Direktur Jenderal Pajak Suryo Utomo dan Direktur Penegakan Hukum Direktorat Jenderal Pajak (DJP) Eka Sila Kusna Jaya menjadi narasumber dalam kegiatan Third Legal Forum yang diselenggarakan oleh Pusat Pelaporan dan Analisis Transaksi Keuangan (PPATK) di Gedung PPATK Jakarta (Kamis, 31/03).

 Kegiatan tersebut mengangkat tema “Menyambut Pemberlakuan Pajak Karbon (Carbon Tax) Mewujudkan Green Economy Berintegritas melalui Upaya Disrupsi Pencucian Uang pada Pajak Karbon.”

Dalam kegiatan tersebut, Suryo Utomo dan Eka Sila Kusna Jaya menyampaikan materi terkait pengenaan pajak karbon dan risiko delik pidana terkait kewajiban pajak karbon. Berdasarkan Pasal 13 ayat (14) Undang-Undang Nomor 7 Tahun 2021 tentang Harmonisasi Peraturan Perpajakan, pajak karbon dikenakan atas aktivitas yang menghasilkan emisi karbon dan pembelian barang yang mengandung karbon.

Subyek pajak karbon yaitu orang pribadi atau badan yang menghasilkan emisi karbon dan/atau orang pribadi atau badan yang melakukan pembelian barang yang mengandung karbon. Orang pribadi atau badan yang melakukan aktivitas yang menghasilkan emisi karbon wajib melaporkan usahanya pada Kantor Pelayanan Pajak (KPP) untuk ditetapkan sebagai wajib pajak yang mempunyai kewajiban menghitung, membayar, dan/atau melaporkan pajak karbon.

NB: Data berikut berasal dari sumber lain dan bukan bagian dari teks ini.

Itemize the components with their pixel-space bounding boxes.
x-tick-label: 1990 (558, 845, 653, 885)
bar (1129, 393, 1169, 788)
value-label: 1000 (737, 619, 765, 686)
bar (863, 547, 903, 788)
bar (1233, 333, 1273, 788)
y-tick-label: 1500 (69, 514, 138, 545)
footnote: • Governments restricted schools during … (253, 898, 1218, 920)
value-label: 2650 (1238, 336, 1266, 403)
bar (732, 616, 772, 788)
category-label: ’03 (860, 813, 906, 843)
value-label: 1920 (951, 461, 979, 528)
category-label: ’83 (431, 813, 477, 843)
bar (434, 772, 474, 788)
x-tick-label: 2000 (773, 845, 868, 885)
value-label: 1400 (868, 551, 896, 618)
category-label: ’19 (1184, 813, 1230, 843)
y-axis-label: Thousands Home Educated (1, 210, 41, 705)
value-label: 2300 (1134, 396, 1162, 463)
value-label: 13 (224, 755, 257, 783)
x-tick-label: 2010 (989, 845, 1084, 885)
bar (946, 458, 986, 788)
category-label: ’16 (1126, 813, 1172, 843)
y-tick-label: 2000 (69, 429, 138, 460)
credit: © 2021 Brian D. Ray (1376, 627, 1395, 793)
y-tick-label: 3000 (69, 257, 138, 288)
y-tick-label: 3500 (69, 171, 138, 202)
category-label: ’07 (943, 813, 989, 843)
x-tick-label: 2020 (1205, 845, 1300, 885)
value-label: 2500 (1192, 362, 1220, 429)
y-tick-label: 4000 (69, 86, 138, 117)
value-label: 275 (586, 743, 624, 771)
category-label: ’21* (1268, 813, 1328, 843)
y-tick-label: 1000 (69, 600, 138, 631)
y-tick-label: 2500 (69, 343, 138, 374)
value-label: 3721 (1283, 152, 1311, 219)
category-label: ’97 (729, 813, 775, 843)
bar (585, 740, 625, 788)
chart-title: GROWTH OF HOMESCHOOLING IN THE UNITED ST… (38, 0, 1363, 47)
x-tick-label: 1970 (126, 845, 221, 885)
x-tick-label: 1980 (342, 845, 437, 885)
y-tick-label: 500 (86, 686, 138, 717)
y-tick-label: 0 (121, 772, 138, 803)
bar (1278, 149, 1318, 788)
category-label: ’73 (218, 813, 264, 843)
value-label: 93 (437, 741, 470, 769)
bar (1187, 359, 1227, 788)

Wajib pajak yang melakukan aktivitas yang menghasilkan emisi karbon dikenakan pajak karbon atas emisi karbon yang dihasilkan selama satu tahun pajak dan dihitung dengan cara mengalikan tarif pajak karbon dengan dasar pengenaan pajak karbon. Wajib pajak yang menghasilkan emisi karbon wajib melaporkan aktivitas yang menghasilkan emisi karbon untuk setiap unit penghasil emisi dalam satu SPT Tahunan pajak karbon yang meliputi seluruh unit penghasil emisi. Sedangkan pajak karbon atas pembelian barang yang mengandung karbon di dalam negeri terutang dan dipungut serta disetor oleh pemungut pajak karbon di tempat dilakukannya penjualan barang yang mengandung karbon. Pemungut pajak karbon ditetapkan oleh Direktur Jenderal Pajak. Pemungut pajak karbon wajib melaporkan SPT Masa pajak karbon pada KPP tempat pemungut pajak karbon terdaftar.

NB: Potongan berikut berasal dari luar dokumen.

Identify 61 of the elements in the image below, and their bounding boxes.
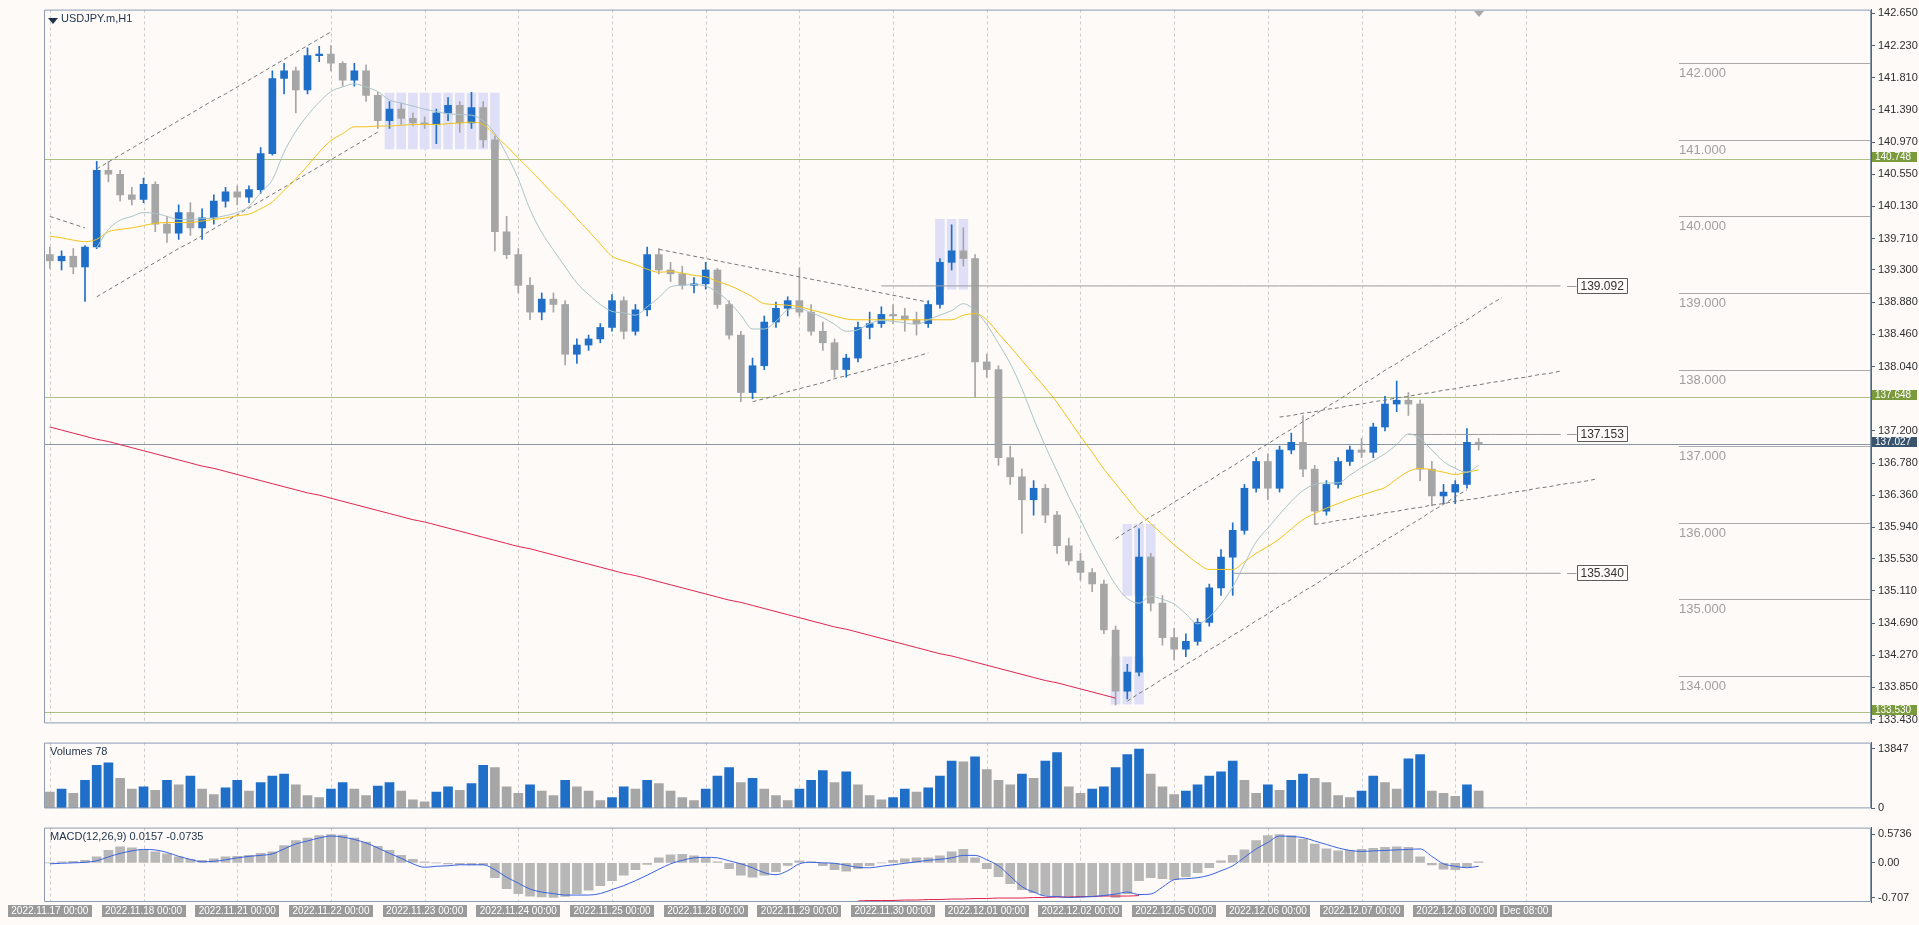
x-tick-label: 2022.11.29 00:00 (760, 905, 839, 917)
x-tick-label: 2022.12.05 00:00 (1135, 905, 1214, 917)
x-tick-label: 2022.11.18 00:00 (104, 905, 183, 917)
ref-line-label: 140.748 (1875, 151, 1912, 163)
y-tick-label: 140.550 (1878, 167, 1918, 180)
x-tick-label: 2022.11.24 00:00 (479, 905, 558, 917)
y-tick-label: 138.040 (1878, 359, 1918, 372)
y-tick-label: 139.710 (1878, 231, 1918, 244)
ref-line-label: 137.027 (1875, 436, 1912, 448)
x-tick-label: Dec 08:00 (1502, 905, 1549, 917)
chart-title: Volumes 78 (50, 745, 108, 758)
y-tick-label: 0.00 (1878, 855, 1900, 868)
legend-label: 135.340 (1580, 565, 1625, 580)
ref-line-label: 141.000 (1679, 141, 1726, 157)
y-tick-label: 140.130 (1878, 199, 1918, 212)
ref-line-label: 139.000 (1679, 294, 1726, 310)
y-tick-label: 134.690 (1878, 616, 1918, 629)
x-tick-label: 2022.12.02 00:00 (1041, 905, 1120, 917)
y-tick-label: 139.300 (1878, 263, 1918, 276)
ref-line-label: 142.000 (1679, 64, 1726, 80)
x-tick-label: 2022.11.25 00:00 (573, 905, 651, 917)
x-tick-label: 2022.11.17 00:00 (11, 905, 89, 917)
x-tick-label: 2022.11.22 00:00 (292, 905, 370, 917)
x-tick-label: 2022.12.01 00:00 (947, 905, 1027, 917)
y-tick-label: 142.230 (1878, 38, 1918, 51)
y-tick-label: 141.390 (1878, 102, 1918, 115)
ref-line-label: 135.000 (1679, 600, 1726, 616)
y-tick-label: 142.650 (1878, 6, 1918, 19)
y-tick-label: 137.200 (1878, 423, 1918, 436)
y-tick-label: 135.940 (1878, 520, 1918, 533)
y-tick-label: 133.850 (1878, 680, 1918, 693)
y-tick-label: 138.460 (1878, 327, 1918, 340)
x-tick-label: 2022.11.23 00:00 (386, 905, 464, 917)
x-tick-label: 2022.11.30 00:00 (854, 905, 933, 917)
ref-line-label: 137.000 (1679, 447, 1726, 463)
x-tick-label: 2022.12.06 00:00 (1228, 905, 1308, 917)
y-tick-label: 13847 (1878, 741, 1909, 754)
y-tick-label: -0.707 (1878, 890, 1910, 903)
y-tick-label: 0 (1878, 801, 1885, 814)
chart-title: USDJPY.m,H1 (61, 12, 133, 25)
y-tick-label: 136.780 (1878, 456, 1918, 469)
y-tick-label: 135.110 (1878, 583, 1917, 596)
x-tick-label: 2022.11.28 00:00 (667, 905, 745, 917)
legend-label: 137.153 (1580, 426, 1625, 441)
y-tick-label: 141.810 (1878, 70, 1918, 83)
y-tick-label: 136.360 (1878, 488, 1918, 501)
ref-line-label: 136.000 (1679, 524, 1726, 540)
x-tick-label: 2022.12.07 00:00 (1322, 905, 1401, 917)
y-tick-label: 135.530 (1878, 551, 1918, 564)
ref-line-label: 138.000 (1679, 371, 1726, 387)
legend-label: 139.092 (1580, 278, 1625, 293)
ref-line-label: 140.000 (1679, 217, 1726, 233)
y-tick-label: 138.880 (1878, 295, 1918, 308)
ref-line-label: 137.648 (1875, 389, 1912, 401)
y-tick-label: 140.970 (1878, 135, 1918, 148)
y-tick-label: 134.270 (1878, 648, 1918, 661)
x-tick-label: 2022.11.21 00:00 (198, 905, 277, 917)
chart-title: MACD(12,26,9) 0.0157 -0.0735 (50, 830, 204, 843)
y-tick-label: 0.5736 (1878, 827, 1912, 840)
x-tick-label: 2022.12.08 00:00 (1416, 905, 1495, 917)
ref-line-label: 134.000 (1679, 677, 1726, 693)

Pelaksanaan kewajiban pajak karbon juga tidak lepas dari risiko delik pidana yaitu:

  1. Sengaja tidak menyampaikan SPT pajak dan/atau SPT pajak karbon,
  2. Sengaja menyampaikan SPT pajak dan/atau SPT pajak karbon yang isinya tidak benar/tidak lengkap, dan/atau
  3. Sengaja tidak menyetorkan pajak dan/atau pajak karbon yang telah dipungut.

Potensi tindak pidana pencucian uang (TPPU) dapat timbul dari hasil tindak pidana atas pajak karbon yang disamarkan atau disembunyikan.

Menghadapi hal tersebut, DJP telah memiliki kesiapan antara lain:

  1. DJP memiliki pengalaman dalam melakukan penyidikan TPPU. Selama lima tahun terakhir, DJP telah/sedang melakukan penyidikan TPPU terhadap 19 tersangka.
  2. DJP telah membentuk satgas asistensi penanganan TPPU yang terdiri dari DJP, PPATK, Kejaksaan Agung, dan Bareskrim Polri berdasarkan Keputusan Menteri Keuangan, dan
  3. DJP telah dan akan terus melakukan workshop penelusuran aset dan asset recovery dengan narasumber dari Bareskrim Polri, PPATK, ILAP, dan praktisi asset recovery.